3. First do the research, then make your voice heard

According to Researcher Manav Khanna from YOUNGO, the Children and Youth constituency to the United Nations Framework Convention on Climate Change, youth should not only engage in advocacy, but also in research, to avoid falling prey to greenwashing and to bring concrete evidence to the table.

“Their voices, I think they have been neglected, but I see a change, a paradigm is shifting…and most of the cities nowadays, they are considering youth as one of the important stakeholders,” Khanna said.

4. Finding ways to engage different age groups and ensuring inclusiveness to build resilient governance structures

As Pagy pointed out, even within the same country or city, youth are not a homogeneous group.

“You have many different interests, many different groups, we have indigenous people, we have people of color, we have women and girls, we have people with disabilities, we have people with economic backgrounds that are very diverse and this needs to be taken into consideration,” she said, highlighting that youth are also diverse in terms of their age groups and each one requires a different engagement strategy.

“How you’re going to engage a child is different than how you’re going to engage a teenager or how you’re going to engage a young adult,” Pagy added.

5. Obtaining financial support to promote public participation

Co-facilitator of YOUNGO’s Cities Working Group, Ishita Yadav, mentioned the challenge of engaging youth from impoverished backgrounds in climate action.
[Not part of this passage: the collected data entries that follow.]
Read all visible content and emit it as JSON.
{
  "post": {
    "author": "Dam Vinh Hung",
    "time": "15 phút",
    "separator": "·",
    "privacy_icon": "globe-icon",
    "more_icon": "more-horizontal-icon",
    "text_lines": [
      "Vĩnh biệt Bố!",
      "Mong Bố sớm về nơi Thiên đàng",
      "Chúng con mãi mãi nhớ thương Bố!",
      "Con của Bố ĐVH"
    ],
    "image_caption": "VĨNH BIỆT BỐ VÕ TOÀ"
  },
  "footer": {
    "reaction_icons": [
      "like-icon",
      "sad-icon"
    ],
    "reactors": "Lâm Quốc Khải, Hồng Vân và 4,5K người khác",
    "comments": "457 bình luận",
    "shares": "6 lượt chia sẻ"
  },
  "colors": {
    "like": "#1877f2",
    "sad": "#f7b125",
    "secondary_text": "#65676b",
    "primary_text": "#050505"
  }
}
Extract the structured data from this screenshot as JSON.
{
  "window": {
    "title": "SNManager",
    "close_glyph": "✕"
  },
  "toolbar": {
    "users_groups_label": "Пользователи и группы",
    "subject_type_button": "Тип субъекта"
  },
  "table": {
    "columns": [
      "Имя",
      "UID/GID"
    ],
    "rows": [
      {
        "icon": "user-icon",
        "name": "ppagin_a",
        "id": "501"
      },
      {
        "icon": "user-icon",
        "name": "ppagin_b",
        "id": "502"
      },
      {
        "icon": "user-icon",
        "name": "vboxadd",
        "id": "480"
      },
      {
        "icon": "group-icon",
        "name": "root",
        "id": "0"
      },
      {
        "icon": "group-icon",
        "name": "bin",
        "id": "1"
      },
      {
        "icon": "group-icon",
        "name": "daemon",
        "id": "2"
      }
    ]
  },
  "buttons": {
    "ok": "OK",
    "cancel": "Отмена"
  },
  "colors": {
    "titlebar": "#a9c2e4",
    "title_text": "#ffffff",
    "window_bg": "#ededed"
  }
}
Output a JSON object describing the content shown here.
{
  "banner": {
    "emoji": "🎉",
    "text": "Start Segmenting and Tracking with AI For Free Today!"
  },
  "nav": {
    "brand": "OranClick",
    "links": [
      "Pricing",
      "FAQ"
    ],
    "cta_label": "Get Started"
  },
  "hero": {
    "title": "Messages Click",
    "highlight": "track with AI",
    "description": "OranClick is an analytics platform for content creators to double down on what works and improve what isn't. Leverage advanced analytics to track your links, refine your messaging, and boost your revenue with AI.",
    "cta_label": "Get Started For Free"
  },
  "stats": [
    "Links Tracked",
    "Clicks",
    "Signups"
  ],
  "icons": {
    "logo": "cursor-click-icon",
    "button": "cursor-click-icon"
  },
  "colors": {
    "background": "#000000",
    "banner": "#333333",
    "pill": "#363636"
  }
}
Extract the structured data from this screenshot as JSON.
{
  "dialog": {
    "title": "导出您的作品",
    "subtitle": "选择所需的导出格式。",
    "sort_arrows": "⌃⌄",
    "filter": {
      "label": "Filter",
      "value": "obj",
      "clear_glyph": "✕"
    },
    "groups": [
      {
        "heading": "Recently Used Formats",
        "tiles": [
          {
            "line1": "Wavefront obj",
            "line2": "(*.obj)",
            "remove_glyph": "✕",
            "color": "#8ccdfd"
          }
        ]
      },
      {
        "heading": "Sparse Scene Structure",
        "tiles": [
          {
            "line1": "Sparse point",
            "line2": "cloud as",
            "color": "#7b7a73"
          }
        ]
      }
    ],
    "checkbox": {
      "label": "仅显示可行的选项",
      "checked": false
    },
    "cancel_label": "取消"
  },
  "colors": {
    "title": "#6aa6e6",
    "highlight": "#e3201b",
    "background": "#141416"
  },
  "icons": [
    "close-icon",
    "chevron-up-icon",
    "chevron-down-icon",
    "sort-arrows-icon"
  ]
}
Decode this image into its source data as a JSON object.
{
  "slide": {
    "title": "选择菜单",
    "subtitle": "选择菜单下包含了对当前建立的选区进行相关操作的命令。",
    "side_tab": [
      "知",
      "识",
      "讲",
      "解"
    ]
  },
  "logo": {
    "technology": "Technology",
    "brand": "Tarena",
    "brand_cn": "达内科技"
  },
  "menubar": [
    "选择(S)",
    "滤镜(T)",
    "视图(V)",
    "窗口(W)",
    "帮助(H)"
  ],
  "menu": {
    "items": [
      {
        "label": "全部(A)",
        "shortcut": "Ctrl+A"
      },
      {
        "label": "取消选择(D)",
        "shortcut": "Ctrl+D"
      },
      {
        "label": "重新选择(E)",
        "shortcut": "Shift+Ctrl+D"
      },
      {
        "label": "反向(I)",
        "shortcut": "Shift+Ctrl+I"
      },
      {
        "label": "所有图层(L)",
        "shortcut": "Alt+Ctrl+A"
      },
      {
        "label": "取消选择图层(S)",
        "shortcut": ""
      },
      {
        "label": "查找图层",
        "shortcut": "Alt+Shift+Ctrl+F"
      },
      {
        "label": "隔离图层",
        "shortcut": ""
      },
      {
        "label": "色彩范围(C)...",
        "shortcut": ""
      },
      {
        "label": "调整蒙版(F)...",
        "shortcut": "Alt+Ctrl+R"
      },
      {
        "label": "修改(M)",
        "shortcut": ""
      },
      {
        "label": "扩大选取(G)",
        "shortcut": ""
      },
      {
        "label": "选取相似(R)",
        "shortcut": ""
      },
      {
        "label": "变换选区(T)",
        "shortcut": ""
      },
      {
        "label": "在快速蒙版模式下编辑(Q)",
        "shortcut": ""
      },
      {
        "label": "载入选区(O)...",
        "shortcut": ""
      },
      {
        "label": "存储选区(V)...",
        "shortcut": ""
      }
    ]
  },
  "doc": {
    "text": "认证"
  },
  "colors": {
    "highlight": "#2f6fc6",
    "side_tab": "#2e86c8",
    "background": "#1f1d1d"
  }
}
“The young people who do engage in these initiatives are often quite privileged and the ones that need to be consulted the most, the ones from impoverished backgrounds often don’t have resources…I think a lot of youth councils are virtual these days and I think we assume that everyone has access to technology and internet and resources like that,” Yadav said.

Pagy recommends obtaining financial support to ensure the wellbeing of marginalized participants.

“We cannot just expect someone to participate in policy if they don’t even have the resources to put food on their plates,” she said, advocating for more concern for the personal development and basic needs of youth participants.